Bunların Türkiye ile Suudi Arabistan'ın ve başka kardeş ülkelerin mutabakatı olmadan alınacak kararlar olmadığını belirten Fidan, "Şu anda bizim onlarla da mutabık kaldığımız pozisyonumuz şu: İslam dünyasının bugüne kadar bölgesel krizleri çözememesinin en önemli sebebi, birlik olamamalarından kaynaklanıyordu. Herhangi bir sorun etrafında bir araya gelip çabalarını, stratejilerini, vizyonlarını, eylemlerini birleştirememelerinden kaynaklanan bir sorun vardı. Bu bölünmüşlük Filistin meselesinde de uzun süre devam etti. Ama çok şükür bu kez, alınan kararlarla, atılan adımlarla, bu sorunun büyük ölçüde aşıldığını görüyoruz. Nitekim İslam ülkeleri olarak şu anda, özellikle iki devletli çözümde ısrar ve moral üstünlük oluşturma konularında büyük bir mevzii kazanmış durumdayız." dedi.
"BU SORUNU HEP BERABER SIRTLANMAMIZ GEREKİYOR"
Fidan, bu hususta Cumhurbaşkanı Erdoğan'ın vizyonunun da son derece net olduğunu vurgulayarak, şunlar kaydetti: "Filistin meselesinde ve diğer meselelerde, elimizi taşın altına sokmaktan çekinmiyoruz. Türkiye olarak, Filistin meselesinde yükü sadece Arap kardeşlerimize bırakamayız. Bu mesele, bütün İslam dünyasının ortak problemidir. Bu hepimizin ortak yarası. Bu sorunu hep beraber sırtlanmamız gerekiyor. Bunun sorumluluğunu sadece birkaç kardeşimize, birkaç Arap ülkesine bırakmak doğru olmaz. Tam tersine bu Arap kardeşlerimize büyük haksızlık olur. Amerika'nın ve Batı gibi kilit ülkelerin kayıtsız şartsız destek verdiği İsrail karşısında, bu meselede onları yalnız bırakamayız.
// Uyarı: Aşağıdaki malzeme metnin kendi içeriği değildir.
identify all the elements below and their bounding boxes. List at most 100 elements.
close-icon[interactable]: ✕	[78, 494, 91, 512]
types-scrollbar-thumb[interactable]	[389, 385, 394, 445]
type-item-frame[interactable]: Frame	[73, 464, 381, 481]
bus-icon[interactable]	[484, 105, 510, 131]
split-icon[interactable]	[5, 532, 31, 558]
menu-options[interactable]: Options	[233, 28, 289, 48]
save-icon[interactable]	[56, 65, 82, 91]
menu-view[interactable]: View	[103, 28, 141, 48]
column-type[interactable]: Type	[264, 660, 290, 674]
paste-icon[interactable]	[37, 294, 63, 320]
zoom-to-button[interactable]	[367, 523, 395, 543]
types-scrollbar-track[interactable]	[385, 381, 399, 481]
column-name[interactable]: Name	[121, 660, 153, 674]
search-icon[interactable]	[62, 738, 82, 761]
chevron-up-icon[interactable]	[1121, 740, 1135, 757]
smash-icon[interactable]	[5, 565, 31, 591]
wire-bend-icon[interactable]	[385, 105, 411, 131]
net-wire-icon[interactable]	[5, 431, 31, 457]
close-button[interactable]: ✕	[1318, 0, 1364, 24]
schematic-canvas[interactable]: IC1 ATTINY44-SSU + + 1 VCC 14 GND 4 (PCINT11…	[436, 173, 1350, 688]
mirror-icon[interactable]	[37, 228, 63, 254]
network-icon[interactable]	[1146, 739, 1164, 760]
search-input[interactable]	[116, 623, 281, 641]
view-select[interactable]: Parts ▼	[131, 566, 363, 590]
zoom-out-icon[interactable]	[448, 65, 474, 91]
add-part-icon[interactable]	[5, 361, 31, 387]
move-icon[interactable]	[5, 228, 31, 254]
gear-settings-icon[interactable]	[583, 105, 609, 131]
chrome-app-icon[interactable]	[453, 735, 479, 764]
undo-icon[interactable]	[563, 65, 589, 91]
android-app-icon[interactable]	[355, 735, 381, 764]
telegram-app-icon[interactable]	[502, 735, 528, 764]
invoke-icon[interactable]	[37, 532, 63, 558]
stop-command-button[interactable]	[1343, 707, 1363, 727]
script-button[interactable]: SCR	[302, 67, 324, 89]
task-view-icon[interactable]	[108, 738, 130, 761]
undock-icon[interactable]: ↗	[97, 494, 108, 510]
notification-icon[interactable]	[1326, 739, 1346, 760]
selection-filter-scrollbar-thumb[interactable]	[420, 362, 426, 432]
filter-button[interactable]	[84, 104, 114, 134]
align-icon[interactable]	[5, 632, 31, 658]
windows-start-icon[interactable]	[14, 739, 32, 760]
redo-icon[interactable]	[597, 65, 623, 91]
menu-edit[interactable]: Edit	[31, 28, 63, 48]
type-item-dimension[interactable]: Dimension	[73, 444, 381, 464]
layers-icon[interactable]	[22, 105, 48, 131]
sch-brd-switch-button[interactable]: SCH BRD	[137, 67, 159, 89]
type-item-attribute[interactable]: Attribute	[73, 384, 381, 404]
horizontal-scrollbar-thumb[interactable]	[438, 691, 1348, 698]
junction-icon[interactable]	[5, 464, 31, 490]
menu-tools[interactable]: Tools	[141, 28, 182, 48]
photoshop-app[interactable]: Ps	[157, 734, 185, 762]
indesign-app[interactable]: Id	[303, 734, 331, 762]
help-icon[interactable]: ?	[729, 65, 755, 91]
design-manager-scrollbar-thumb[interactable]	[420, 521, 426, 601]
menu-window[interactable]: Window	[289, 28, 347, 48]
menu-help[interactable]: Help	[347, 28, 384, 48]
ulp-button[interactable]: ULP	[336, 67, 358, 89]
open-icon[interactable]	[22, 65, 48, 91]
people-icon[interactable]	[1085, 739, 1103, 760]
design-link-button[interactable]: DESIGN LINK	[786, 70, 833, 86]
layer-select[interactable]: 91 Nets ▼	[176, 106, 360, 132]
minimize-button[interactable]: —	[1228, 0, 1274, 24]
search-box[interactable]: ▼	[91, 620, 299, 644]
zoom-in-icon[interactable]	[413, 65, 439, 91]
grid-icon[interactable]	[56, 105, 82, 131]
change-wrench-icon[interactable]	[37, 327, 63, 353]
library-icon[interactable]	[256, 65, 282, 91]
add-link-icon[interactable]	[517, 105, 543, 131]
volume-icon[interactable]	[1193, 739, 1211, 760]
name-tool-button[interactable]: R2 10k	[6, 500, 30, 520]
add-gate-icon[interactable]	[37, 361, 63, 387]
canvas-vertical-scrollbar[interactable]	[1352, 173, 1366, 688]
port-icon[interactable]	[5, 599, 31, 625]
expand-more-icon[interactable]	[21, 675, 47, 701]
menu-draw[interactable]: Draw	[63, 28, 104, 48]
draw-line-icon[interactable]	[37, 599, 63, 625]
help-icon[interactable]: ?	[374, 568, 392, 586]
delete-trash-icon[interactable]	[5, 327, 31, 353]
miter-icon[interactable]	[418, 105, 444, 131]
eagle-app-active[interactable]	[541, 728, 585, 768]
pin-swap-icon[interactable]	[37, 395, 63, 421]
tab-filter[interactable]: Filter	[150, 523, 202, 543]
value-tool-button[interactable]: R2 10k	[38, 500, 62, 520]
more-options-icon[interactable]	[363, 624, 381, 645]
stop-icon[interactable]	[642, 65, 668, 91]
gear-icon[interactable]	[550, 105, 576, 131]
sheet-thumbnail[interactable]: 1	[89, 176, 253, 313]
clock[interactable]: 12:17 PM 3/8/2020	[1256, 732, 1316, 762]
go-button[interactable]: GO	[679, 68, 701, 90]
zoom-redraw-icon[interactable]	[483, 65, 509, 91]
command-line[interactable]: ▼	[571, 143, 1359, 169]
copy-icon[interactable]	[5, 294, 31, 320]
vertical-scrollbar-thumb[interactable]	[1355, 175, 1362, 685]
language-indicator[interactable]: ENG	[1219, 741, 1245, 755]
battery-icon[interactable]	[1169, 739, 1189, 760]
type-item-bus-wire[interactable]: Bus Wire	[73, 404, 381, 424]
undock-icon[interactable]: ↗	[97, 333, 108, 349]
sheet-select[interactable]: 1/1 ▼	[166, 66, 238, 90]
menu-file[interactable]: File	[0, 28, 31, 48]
Bu bilinçten hareketle biz, bütün fedakarlığımızla, bütün iyi niyetimizle, sorunu beraberce üstlenmeye ve gerekli yardımı yapmaya hazır olduğumuzu ifade ettik. Bu konuda Suudi Arabistan'la aramızda fikir birliği mevcut."
Fidan, ortak savunma, teknoloji alanlarında bilimsel araştırma ortaklıkları ve ittifakların kurulmasıyla ilgili bölgede yeni ittifaklar olup olmayacağın ilişkin soruya "Elbette görebiliriz. Mevcut olan dostluklarımızı, çeşitli alanlarda somut işbirliğine ve somut mekanizmalara dönüştürme vakti geldi. Bu hep konuştuğumuz bir konu. Arap ülkeleri, İslam ülkeleri birbirleriyle son derece iyi kardeşler. Bu ülkelerin yetkilileri bir araya geldikleri zaman, birbirini son derece iyi ağırlıyorlar, birbirlerine son derece güzel sözler söylüyorlar. Ama gerçek hayattaki sorunlarla ilgilenmek için kurumsal ilişki geliştirmek ve işbirliği platformları geliştirmek konularında biraz yetersizliğimiz var. Bu eksikliği gören liderlerimiz, özellikle ekonomik alanda, finans alanında, savunma alanında, enerji alanında; eğitim, öğretim, sağlık, teknoloji dahil farklı alanlarda çeşitli işbirliği mekanizmaları artık kurma konusunda karar almış durumdalar." yanıtını verdi.